Given that the tangent to C at point A is parallel to the line $2y - 7x + 1 = 0$, we first determine the slope of this line. Rearranging it gives:

$y = \frac{7}{2}x - \frac{1}{2}$

Thus, the gradient of the line is $m = \frac{7}{2}$.

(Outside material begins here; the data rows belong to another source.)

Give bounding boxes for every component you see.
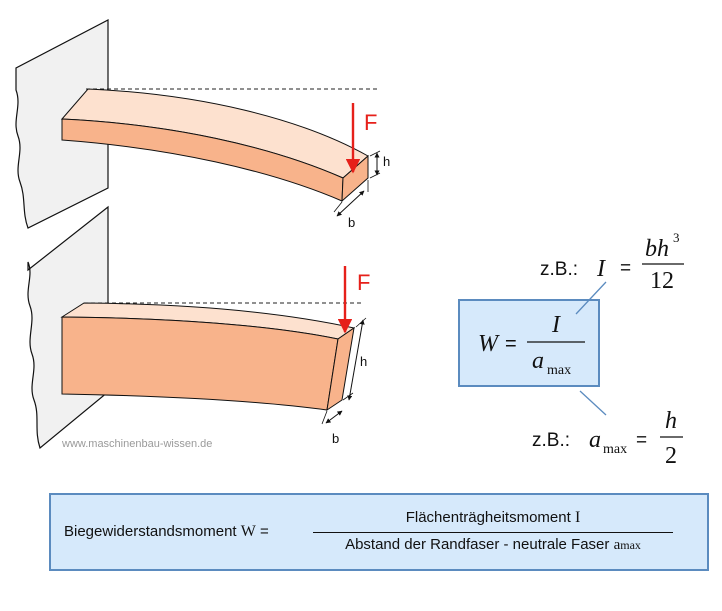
example-inertia-exp: 3 (673, 230, 680, 245)
definition-denominator-text: Abstand der Randfaser - neutrale Faser (345, 536, 610, 553)
top-force-label: F (364, 110, 377, 135)
example-amax-lhs: a (589, 427, 601, 453)
example-inertia-lhs: I (596, 256, 606, 282)
definition-symbol: W (240, 523, 256, 540)
bottom-b-dimension (325, 410, 343, 424)
definition-lhs: Biegewiderstandsmoment W = (64, 523, 269, 541)
bottom-beam-assembly: F h b (27, 205, 370, 450)
example-amax-equals: = (636, 430, 647, 451)
definition-box: Biegewiderstandsmoment W = Flächenträghe… (49, 493, 709, 571)
top-b-dimension (336, 190, 365, 217)
bottom-force-label: F (357, 270, 370, 295)
example-inertia-numerator: bh (645, 236, 669, 262)
definition-label: Biegewiderstandsmoment (64, 523, 237, 540)
definition-fraction-line (313, 532, 673, 533)
definition-numerator: Flächenträgheitsmoment I (313, 509, 673, 527)
top-h-label: h (383, 154, 390, 169)
formula-w: W (478, 331, 500, 357)
definition-equals: = (260, 523, 269, 540)
formula-numerator: I (551, 312, 561, 338)
section-modulus-formula: W = I a max (458, 281, 607, 416)
definition-denominator: Abstand der Randfaser - neutrale Faser a… (313, 536, 673, 554)
definition-denominator-symbol: a (613, 537, 621, 553)
connector-top (575, 281, 607, 315)
example-amax-lhs-sub: max (603, 442, 627, 457)
formula-box (458, 299, 600, 387)
connector-bottom (579, 390, 607, 416)
watermark: www.maschinenbau-wissen.de (62, 438, 213, 450)
bottom-h-label: h (360, 354, 367, 369)
top-b-label: b (348, 215, 355, 230)
top-beam-assembly: F h b (15, 19, 390, 230)
example-amax-numerator: h (665, 408, 677, 434)
bottom-h-dimension (347, 319, 365, 401)
example-inertia: z.B.: I = bh 3 12 (540, 230, 684, 294)
example-inertia-equals: = (620, 258, 631, 279)
example-amax-denominator: 2 (665, 443, 677, 469)
bottom-b-label: b (332, 431, 339, 446)
definition-numerator-symbol: I (574, 509, 581, 526)
formula-denominator: a (532, 348, 544, 374)
definition-numerator-text: Flächenträgheitsmoment (405, 509, 571, 526)
example-inertia-prefix: z.B.: (540, 259, 578, 280)
definition-denominator-sub: max (620, 538, 641, 552)
example-inertia-denominator: 12 (650, 268, 674, 294)
example-amax: z.B.: a max = h 2 (532, 408, 683, 469)
example-amax-prefix: z.B.: (532, 430, 570, 451)
formula-denominator-sub: max (547, 363, 571, 378)
formula-equals: = (505, 333, 517, 355)
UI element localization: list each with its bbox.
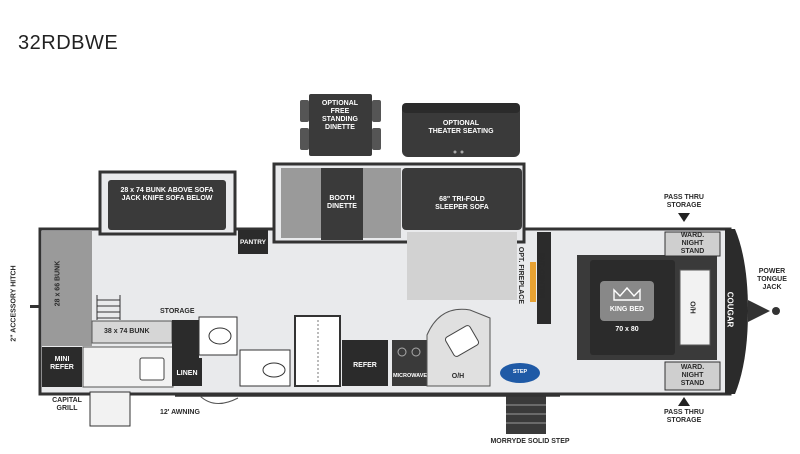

Now, using the point $A$ with the x-coordinate $x = -\frac{1}{2}$:

Substituting into the derivative:

$\frac{dy}{dx} = 3k(-\frac{1}{2})^2 - 2(-\frac{1}{2}) + 1$

This simplifies to:

$\frac{dy}{dx} = 3k(\frac{1}{4}) + 1 + 1 = \frac{3k}{4} + 2$

Now, we set this equal to the slope $\frac{7}{2}$:

$\frac{3k}{4} + 2 = \frac{7}{2}$

To solve for $k$, we rearrange:

$\frac{3k}{4} = \frac{7}{2} - 2$

Converting $2$ into quarters gives:

$\frac{7}{2} - \frac{4}{2} = \frac{3}{2}$

Thus:

$\frac{3k}{4} = \frac{3}{2}$

Multiplying both sides by $4$ results in:

$3k = 6\Rightarrow k = 2$

To find the y-coordinate at point A, we substitute $x = -\frac{1}{2}$ and $k = 2$ back into the original curve equation:

$y = kx^3 - x^2 + x - 5$

Substituting the known values gives:

$y = 2(-\frac{1}{2})^3 - (-\frac{1}{2})^2 + (-\frac{1}{2}) - 5$

This simplifies to:

$y = 2(-\frac{1}{8}) - \frac{1}{4} - \frac{1}{2} - 5$

Carrying out the calculations:

$y = -\frac{1}{4} - \frac{1}{4} - \frac{2}{4} - 5$

Combining like terms results in:

$y = -\frac{4}{4} - 5 = -1 - 5 = -6$

Thus, the y-coordinate of point A is $-6$.